What you have done in print you have done no less for generations of Yale students, galvanizing large lecture classes in Chinese history decades before ‘China was China’—that is, before western interest in China had reached the heights of the past few years. So popular was your lecture course that students had to be admitted in cohorts: senior majors in Chinese, Japanese, History, and East Asian Studies on Day One; Junior majors in the same on Day Two; and everyone else, as far as the room would hold, on Day Three. One of your students describes your grip on the classes best: “No event worth mentioning was too large to be refracted through a single human life and no life was too minor to have its humanity summoned up from the past alongside the abstraction of its historical significance.
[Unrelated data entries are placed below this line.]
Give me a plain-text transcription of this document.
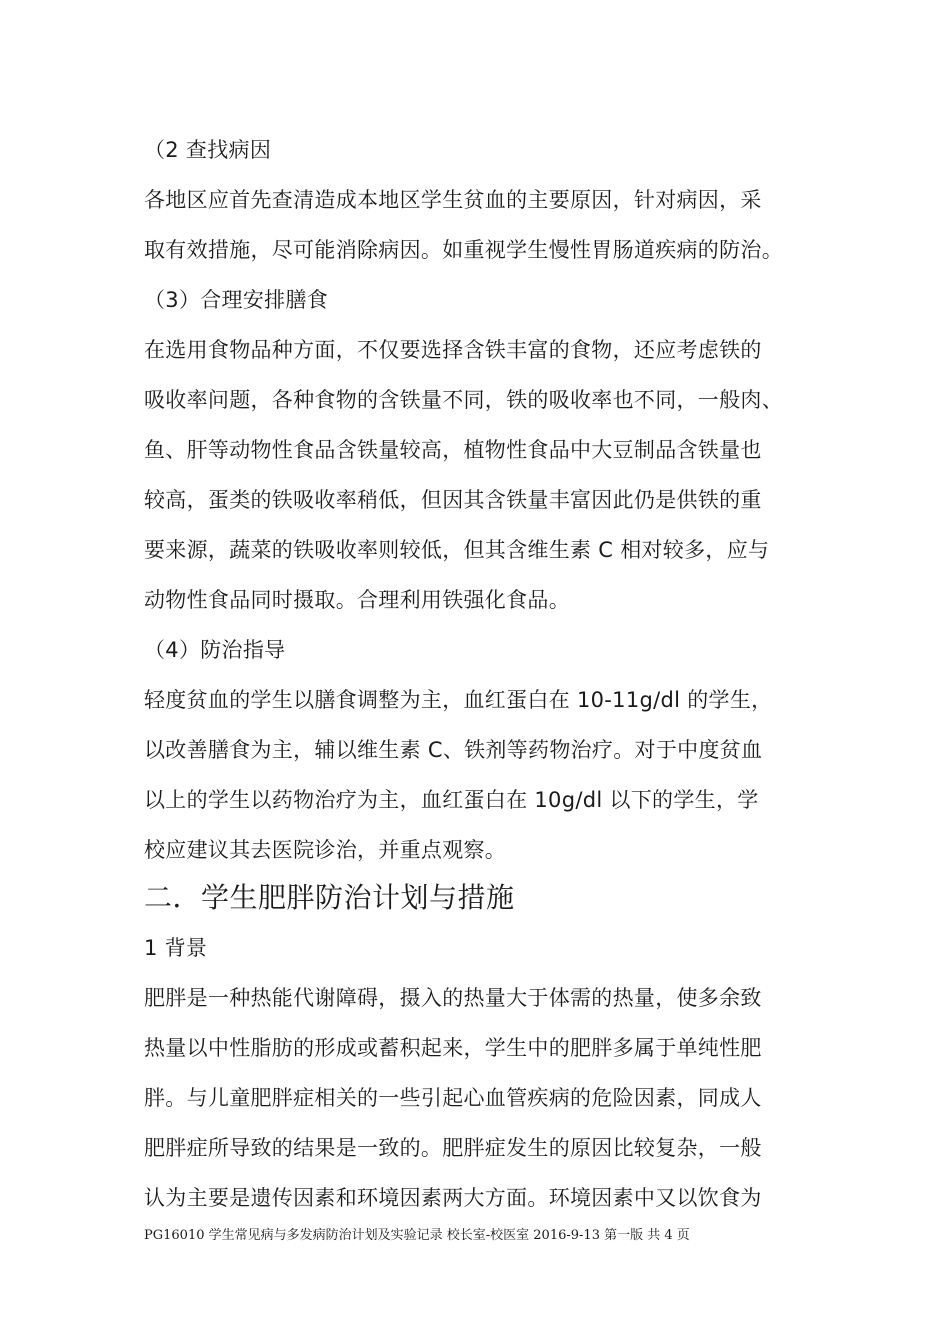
（2 查找病因
各地区应首先查清造成本地区学生贫血的主要原因，针对病因，采
取有效措施，尽可能消除病因。如重视学生慢性胃肠道疾病的防治。
（3）合理安排膳食
在选用食物品种方面，不仅要选择含铁丰富的食物，还应考虑铁的
吸收率问题，各种食物的含铁量不同，铁的吸收率也不同，一般肉、
鱼、肝等动物性食品含铁量较高，植物性食品中大豆制品含铁量也
较高，蛋类的铁吸收率稍低，但因其含铁量丰富因此仍是供铁的重
要来源，蔬菜的铁吸收率则较低，但其含维生素 C 相对较多，应与
动物性食品同时摄取。合理利用铁强化食品。
（4）防治指导
轻度贫血的学生以膳食调整为主，血红蛋白在 10-11g/dl 的学生，
以改善膳食为主，辅以维生素 C、铁剂等药物治疗。对于中度贫血
以上的学生以药物治疗为主，血红蛋白在 10g/dl 以下的学生，学
校应建议其去医院诊治，并重点观察。
二．学生肥胖防治计划与措施
1 背景
肥胖是一种热能代谢障碍，摄入的热量大于体需的热量，使多余致
热量以中性脂肪的形成或蓄积起来，学生中的肥胖多属于单纯性肥
胖。与儿童肥胖症相关的一些引起心血管疾病的危险因素，同成人
肥胖症所导致的结果是一致的。肥胖症发生的原因比较复杂，一般
认为主要是遗传因素和环境因素两大方面。环境因素中又以饮食为
PG16010 学生常见病与多发病防治计划及实验记录 校长室-校医室 2016-9-13 第一版 共 4 页
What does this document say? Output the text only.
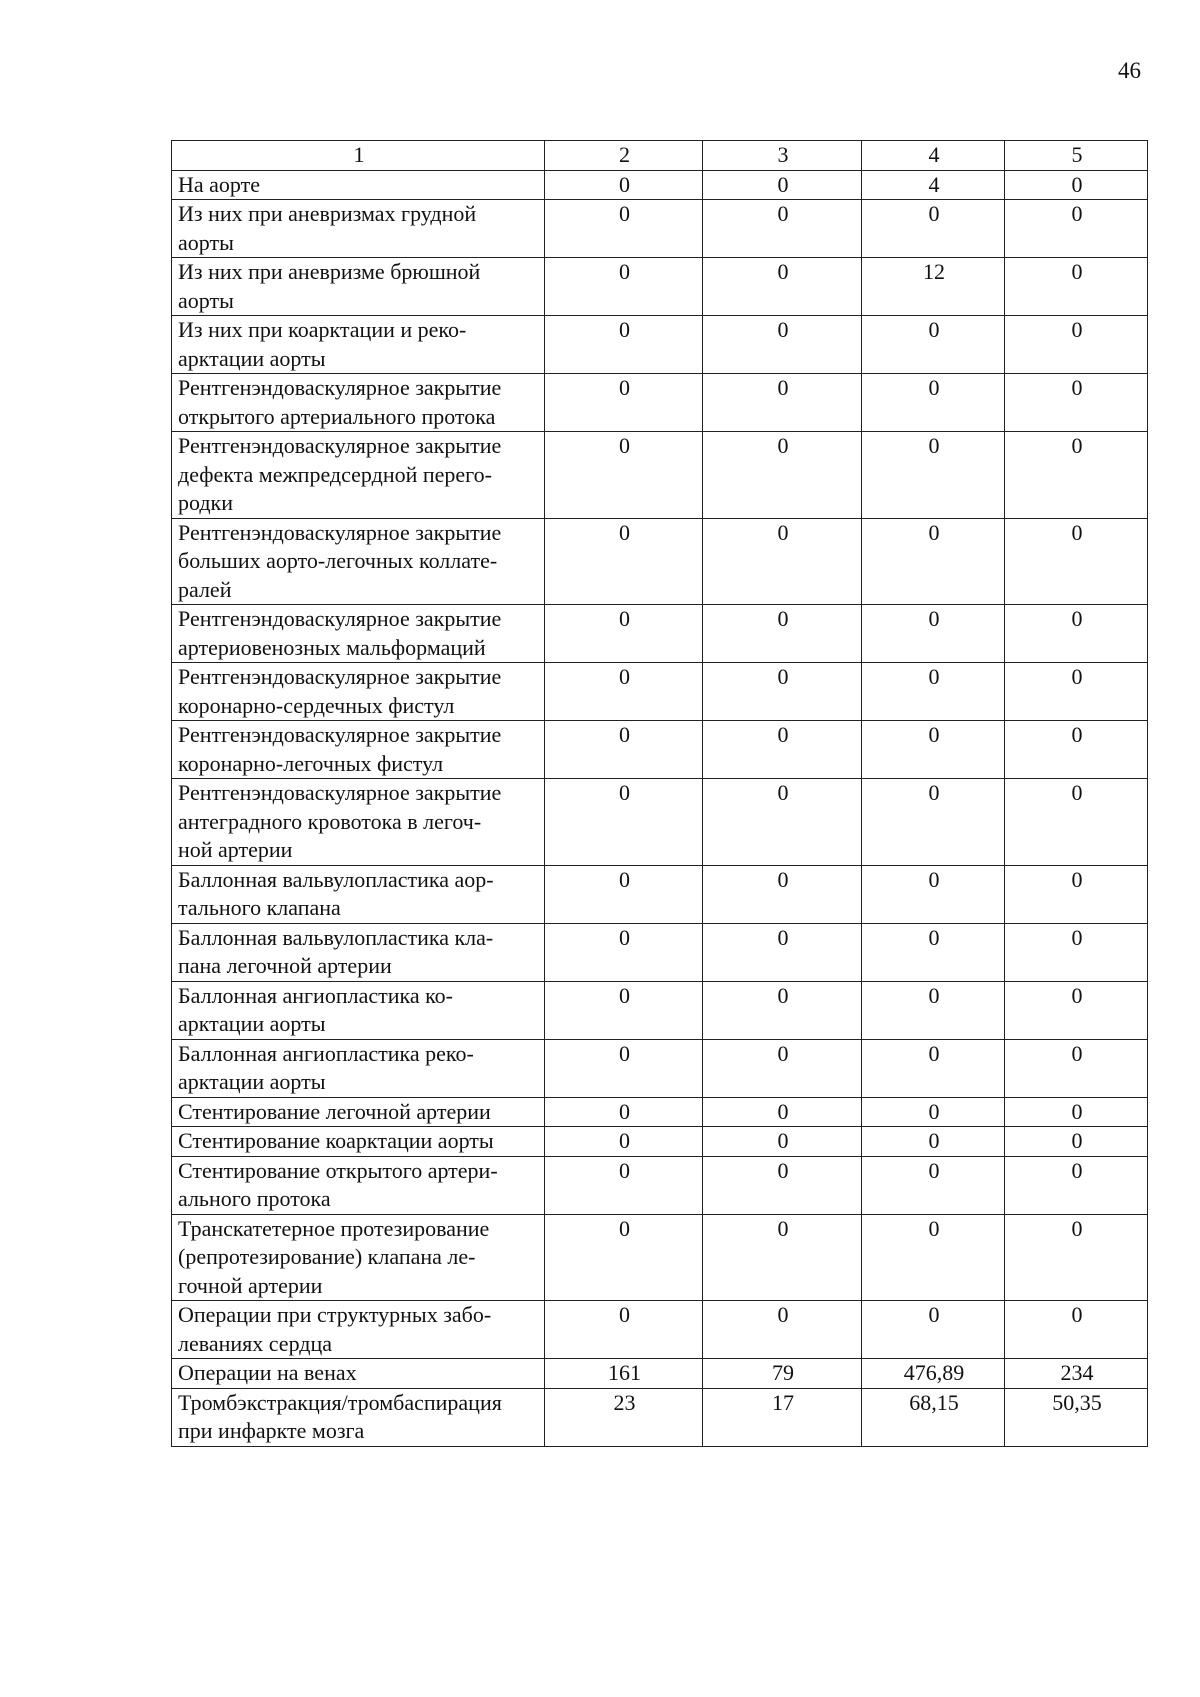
46
1	2	3	4	5
На аорте	0	0	4	0
Из них при аневризмах грудной
аорты	0	0	0	0
Из них при аневризме брюшной
аорты	0	0	12	0
Из них при коарктации и реко-
арктации аорты	0	0	0	0
Рентгенэндоваскулярное закрытие
открытого артериального протока	0	0	0	0
Рентгенэндоваскулярное закрытие
дефекта межпредсердной перего-
родки	0	0	0	0
Рентгенэндоваскулярное закрытие
больших аорто-легочных коллате-
ралей	0	0	0	0
Рентгенэндоваскулярное закрытие
артериовенозных мальформаций	0	0	0	0
Рентгенэндоваскулярное закрытие
коронарно-сердечных фистул	0	0	0	0
Рентгенэндоваскулярное закрытие
коронарно-легочных фистул	0	0	0	0
Рентгенэндоваскулярное закрытие
антеградного кровотока в легоч-
ной артерии	0	0	0	0
Баллонная вальвулопластика аор-
тального клапана	0	0	0	0
Баллонная вальвулопластика кла-
пана легочной артерии	0	0	0	0
Баллонная ангиопластика ко-
арктации аорты	0	0	0	0
Баллонная ангиопластика реко-
арктации аорты	0	0	0	0
Стентирование легочной артерии	0	0	0	0
Стентирование коарктации аорты	0	0	0	0
Стентирование открытого артери-
ального протока	0	0	0	0
Транскатетерное протезирование
(репротезирование) клапана ле-
гочной артерии	0	0	0	0
Операции при структурных забо-
леваниях сердца	0	0	0	0
Операции на венах	161	79	476,89	234
Тромбэкстракция/тромбаспирация
при инфаркте мозга	23	17	68,15	50,35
Spence could manage this level of detail even in a 50 minute lecture because of his knack for drawing a profile out of a single image—the Kangxi Emperor advising a bondservant on his health, Ding Ling’s mother running around an athletic field on her newly unbound feet, a Boxer victim’s Steinway piano, Mao aboard his private train. He could ‘catch the essence,’ as he sometimes describes it, of people and of historical moments so they lit up like lightning bugs in a jar.”
 
Your manifold honors include the William C. DeVane Medal of the Yale Chapter of Phi Beta Kappa in 1978; the Los Angeles Times History Prize in 1982; and the Vursel Prize of the American Academy and Institute of Arts and Letters in 1983. You were named a fellow of the American Academy of Arts and Sciences in 1985, a MacArthur Fellow in 1988, and that same year you were appointed to the Council of Scholars at the Library of Congress. In June 2001, you were made a Companion of the Distinguished Order of St. Michael and St. George, an honor given by the Queen of England for outstanding achievement. And as a capstone to your career, you were named president of the American Historical Association for the 2004-2005 term.
 
For all of this, Jonathan Spence, you have always been a devoted Yalie, deeply involved in the life of this small community. Your office is in TD, of which you are a faithful fellow. For years, you have attended these Yale College faculty meetings, an astute and interested observer of university politics and university people. If we have one consolation as you retire it is that you are not likely to go too far for too long: an avid gardener, we hope your magnificent garden in West Haven always will call you home from your travels. And when they do, Yalies always will be there to welcome you, with gratitude, respect and affection. Xie Xie Xie Xie!